Hello!
Throughout every day, I feel as if I can't really stand in the presence of people without getting extremely socially awkward and panicking. I'm kind of a people-person, but somehow, even with my closest friends, I still feel like I can't handle being in front of them without things being extremely nerve-wracking.
Not only that, I constantly[ feel as if I need to please everyone, and if not, I literally panic about not being able to accomplish anything. If I don't do anything or if I do something wrong, I feel as if I let them down or they hate me. Therefore, I try to do as many things as possible to wear myself down just to please everyone. But still, I have the sense that people aren't pleased with me, and that I can do so much better.

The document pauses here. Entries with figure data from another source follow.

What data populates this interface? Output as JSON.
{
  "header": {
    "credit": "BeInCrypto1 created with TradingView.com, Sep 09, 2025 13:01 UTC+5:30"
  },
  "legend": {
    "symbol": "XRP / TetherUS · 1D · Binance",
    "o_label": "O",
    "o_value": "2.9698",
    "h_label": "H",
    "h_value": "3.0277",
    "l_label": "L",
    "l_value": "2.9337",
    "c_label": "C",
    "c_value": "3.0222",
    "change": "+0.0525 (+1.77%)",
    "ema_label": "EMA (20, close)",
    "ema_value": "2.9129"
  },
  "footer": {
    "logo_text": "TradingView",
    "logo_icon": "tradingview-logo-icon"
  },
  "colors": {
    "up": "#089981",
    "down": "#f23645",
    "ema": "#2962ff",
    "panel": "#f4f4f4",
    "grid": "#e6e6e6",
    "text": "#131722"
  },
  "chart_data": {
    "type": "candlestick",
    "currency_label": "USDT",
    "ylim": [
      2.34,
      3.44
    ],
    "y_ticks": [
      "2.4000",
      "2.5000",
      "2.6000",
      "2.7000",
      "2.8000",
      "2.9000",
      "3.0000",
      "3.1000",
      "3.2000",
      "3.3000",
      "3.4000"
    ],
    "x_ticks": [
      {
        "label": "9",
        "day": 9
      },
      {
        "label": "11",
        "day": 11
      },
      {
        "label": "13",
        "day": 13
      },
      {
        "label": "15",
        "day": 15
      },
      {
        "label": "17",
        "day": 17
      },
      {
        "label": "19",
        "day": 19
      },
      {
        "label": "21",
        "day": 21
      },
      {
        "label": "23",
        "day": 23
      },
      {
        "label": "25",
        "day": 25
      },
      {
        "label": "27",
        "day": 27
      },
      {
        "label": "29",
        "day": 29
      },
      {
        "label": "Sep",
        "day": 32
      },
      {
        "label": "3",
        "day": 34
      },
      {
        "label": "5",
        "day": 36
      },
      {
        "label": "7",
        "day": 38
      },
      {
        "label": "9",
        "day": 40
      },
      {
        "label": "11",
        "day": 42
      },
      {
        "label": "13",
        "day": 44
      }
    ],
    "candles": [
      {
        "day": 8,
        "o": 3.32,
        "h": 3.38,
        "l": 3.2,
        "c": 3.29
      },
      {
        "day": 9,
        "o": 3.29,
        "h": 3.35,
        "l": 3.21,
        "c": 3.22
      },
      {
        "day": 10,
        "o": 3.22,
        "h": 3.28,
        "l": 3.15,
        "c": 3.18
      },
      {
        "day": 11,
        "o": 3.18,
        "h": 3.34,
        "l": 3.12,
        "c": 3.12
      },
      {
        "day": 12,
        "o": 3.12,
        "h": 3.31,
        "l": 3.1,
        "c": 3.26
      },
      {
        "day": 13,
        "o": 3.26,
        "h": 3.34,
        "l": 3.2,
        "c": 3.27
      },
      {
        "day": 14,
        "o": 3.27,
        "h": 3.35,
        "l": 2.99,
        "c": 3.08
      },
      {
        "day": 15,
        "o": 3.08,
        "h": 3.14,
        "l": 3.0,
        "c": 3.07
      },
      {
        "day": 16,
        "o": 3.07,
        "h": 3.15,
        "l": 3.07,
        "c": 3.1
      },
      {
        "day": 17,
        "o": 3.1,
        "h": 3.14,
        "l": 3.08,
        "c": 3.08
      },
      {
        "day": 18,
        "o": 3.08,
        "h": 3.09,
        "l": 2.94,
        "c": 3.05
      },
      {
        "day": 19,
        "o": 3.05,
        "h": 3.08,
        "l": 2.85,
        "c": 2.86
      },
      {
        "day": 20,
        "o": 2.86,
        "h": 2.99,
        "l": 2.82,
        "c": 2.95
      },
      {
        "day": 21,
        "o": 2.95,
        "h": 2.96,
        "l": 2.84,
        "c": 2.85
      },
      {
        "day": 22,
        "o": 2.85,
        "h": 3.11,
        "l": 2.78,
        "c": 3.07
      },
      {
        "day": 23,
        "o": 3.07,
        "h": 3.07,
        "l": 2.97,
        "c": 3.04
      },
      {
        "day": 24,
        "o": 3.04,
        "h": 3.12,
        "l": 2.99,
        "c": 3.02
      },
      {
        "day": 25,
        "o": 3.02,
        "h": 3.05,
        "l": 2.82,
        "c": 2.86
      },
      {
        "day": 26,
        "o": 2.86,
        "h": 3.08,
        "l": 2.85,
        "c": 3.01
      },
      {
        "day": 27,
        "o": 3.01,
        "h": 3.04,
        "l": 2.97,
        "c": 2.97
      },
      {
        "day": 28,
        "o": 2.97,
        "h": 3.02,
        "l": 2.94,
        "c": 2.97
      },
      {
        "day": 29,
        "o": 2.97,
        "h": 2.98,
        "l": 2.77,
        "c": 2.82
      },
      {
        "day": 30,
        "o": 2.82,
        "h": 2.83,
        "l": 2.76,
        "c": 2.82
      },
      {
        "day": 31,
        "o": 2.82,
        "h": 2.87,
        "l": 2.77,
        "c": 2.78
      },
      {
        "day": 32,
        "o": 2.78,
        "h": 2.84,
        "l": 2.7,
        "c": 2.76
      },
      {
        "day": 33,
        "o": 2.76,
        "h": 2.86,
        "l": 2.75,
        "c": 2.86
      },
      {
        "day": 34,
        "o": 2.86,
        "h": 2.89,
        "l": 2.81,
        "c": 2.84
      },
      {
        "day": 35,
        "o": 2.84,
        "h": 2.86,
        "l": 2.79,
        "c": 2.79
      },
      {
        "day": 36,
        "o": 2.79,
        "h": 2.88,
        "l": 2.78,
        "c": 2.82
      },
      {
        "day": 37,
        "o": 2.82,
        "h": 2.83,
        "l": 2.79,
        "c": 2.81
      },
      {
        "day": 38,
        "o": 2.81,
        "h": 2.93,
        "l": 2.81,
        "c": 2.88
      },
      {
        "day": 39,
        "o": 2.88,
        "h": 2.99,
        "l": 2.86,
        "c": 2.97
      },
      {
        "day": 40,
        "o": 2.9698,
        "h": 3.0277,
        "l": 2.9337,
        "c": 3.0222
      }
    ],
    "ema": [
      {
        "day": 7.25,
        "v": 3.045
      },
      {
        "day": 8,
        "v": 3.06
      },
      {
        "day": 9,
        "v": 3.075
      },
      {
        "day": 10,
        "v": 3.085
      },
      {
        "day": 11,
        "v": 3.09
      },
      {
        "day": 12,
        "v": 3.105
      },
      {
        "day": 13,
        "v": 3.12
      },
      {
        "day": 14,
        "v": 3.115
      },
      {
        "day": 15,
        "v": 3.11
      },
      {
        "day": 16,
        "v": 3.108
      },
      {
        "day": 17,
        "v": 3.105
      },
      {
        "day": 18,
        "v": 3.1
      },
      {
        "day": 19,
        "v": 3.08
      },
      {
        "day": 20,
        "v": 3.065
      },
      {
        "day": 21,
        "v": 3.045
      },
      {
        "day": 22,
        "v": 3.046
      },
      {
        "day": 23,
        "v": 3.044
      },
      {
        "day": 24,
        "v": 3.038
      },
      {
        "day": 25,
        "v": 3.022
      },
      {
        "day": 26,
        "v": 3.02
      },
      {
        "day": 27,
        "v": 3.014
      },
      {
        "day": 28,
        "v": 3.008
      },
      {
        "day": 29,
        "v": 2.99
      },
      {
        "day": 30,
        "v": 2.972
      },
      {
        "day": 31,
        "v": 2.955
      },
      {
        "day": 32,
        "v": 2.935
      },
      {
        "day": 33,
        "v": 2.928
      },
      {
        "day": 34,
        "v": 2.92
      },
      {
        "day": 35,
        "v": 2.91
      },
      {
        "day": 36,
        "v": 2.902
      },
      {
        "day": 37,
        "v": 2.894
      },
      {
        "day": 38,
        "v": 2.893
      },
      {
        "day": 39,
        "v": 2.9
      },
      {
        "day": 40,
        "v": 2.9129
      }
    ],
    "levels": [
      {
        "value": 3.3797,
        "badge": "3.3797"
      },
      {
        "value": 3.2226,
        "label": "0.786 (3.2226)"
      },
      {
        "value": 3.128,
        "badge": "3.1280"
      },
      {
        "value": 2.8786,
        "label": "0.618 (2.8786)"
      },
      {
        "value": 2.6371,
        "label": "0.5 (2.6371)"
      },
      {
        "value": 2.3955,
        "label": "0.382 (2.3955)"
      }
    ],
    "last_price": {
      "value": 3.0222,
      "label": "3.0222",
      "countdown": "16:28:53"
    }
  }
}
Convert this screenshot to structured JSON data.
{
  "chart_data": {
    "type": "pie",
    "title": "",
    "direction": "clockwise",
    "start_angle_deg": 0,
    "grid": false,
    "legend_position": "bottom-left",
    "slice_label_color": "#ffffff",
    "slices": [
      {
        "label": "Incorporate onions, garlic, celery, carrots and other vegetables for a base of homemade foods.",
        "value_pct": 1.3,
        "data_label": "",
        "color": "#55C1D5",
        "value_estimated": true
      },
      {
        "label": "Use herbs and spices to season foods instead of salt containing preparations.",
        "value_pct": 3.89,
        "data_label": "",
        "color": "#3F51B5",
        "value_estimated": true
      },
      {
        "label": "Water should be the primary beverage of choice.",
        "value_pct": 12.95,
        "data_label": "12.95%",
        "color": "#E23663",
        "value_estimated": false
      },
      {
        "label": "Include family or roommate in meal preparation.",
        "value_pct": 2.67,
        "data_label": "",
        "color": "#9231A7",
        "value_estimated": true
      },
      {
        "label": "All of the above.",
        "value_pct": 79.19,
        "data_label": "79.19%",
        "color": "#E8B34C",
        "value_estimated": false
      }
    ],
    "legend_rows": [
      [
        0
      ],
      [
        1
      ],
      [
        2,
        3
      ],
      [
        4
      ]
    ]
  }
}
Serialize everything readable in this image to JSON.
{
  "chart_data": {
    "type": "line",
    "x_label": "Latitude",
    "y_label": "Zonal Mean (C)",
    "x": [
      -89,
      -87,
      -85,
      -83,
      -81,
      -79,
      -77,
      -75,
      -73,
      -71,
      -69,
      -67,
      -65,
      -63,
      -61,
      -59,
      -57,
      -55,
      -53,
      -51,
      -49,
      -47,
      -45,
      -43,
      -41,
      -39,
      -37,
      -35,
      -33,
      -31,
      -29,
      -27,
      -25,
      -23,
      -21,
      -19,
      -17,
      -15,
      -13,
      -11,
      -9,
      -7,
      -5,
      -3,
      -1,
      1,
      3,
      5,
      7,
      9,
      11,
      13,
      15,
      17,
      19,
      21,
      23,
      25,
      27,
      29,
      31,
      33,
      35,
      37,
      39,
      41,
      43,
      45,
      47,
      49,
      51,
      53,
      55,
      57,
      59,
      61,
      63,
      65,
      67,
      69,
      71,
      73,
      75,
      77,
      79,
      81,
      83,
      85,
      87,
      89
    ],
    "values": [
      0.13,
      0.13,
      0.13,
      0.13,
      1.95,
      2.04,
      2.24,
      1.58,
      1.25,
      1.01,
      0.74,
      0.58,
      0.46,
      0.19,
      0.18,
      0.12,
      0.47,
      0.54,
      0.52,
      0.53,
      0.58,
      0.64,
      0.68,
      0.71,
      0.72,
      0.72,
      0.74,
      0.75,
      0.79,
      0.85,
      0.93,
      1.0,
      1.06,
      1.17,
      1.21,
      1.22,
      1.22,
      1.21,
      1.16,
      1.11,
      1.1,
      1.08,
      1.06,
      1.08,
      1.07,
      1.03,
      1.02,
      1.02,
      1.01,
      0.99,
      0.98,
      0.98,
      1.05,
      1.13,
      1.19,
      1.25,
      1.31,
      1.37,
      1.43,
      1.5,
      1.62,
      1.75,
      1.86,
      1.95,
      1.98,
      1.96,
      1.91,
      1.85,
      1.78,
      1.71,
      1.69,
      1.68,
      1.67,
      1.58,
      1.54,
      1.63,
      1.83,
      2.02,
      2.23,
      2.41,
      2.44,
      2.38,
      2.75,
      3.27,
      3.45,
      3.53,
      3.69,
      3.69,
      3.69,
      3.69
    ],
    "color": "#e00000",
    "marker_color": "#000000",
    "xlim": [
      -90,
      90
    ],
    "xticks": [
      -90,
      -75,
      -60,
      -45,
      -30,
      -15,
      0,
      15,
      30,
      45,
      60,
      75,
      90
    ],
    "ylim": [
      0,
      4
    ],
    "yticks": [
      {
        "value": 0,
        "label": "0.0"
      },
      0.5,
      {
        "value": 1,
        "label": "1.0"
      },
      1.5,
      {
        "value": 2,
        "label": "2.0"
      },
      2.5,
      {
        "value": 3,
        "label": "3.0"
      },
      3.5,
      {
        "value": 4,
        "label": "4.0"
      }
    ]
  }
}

As much as people tell me that I'm over-doing it, I still feel worthless, and yet every time I do, I hyperventilate about it. At times, there are just nights where I have to sit on the floor because I cannot breathe because I am overthinking what I have and haven't done to please people. I guilt myself into saying "you can do more, what are you doing with your life," and with every thought, it just makes my breathing a bit worse each time.
I have a constant fear of disapproval from people, how people view me, and when people get angry toward me. Once someone is angered by me, I take it personally, and yet, I feel as if I need to fix it as much as I can to make them not be angry. It's literally a paranoia in which I think everyone hates me when they don't.
I honestly don't know what to do anymore.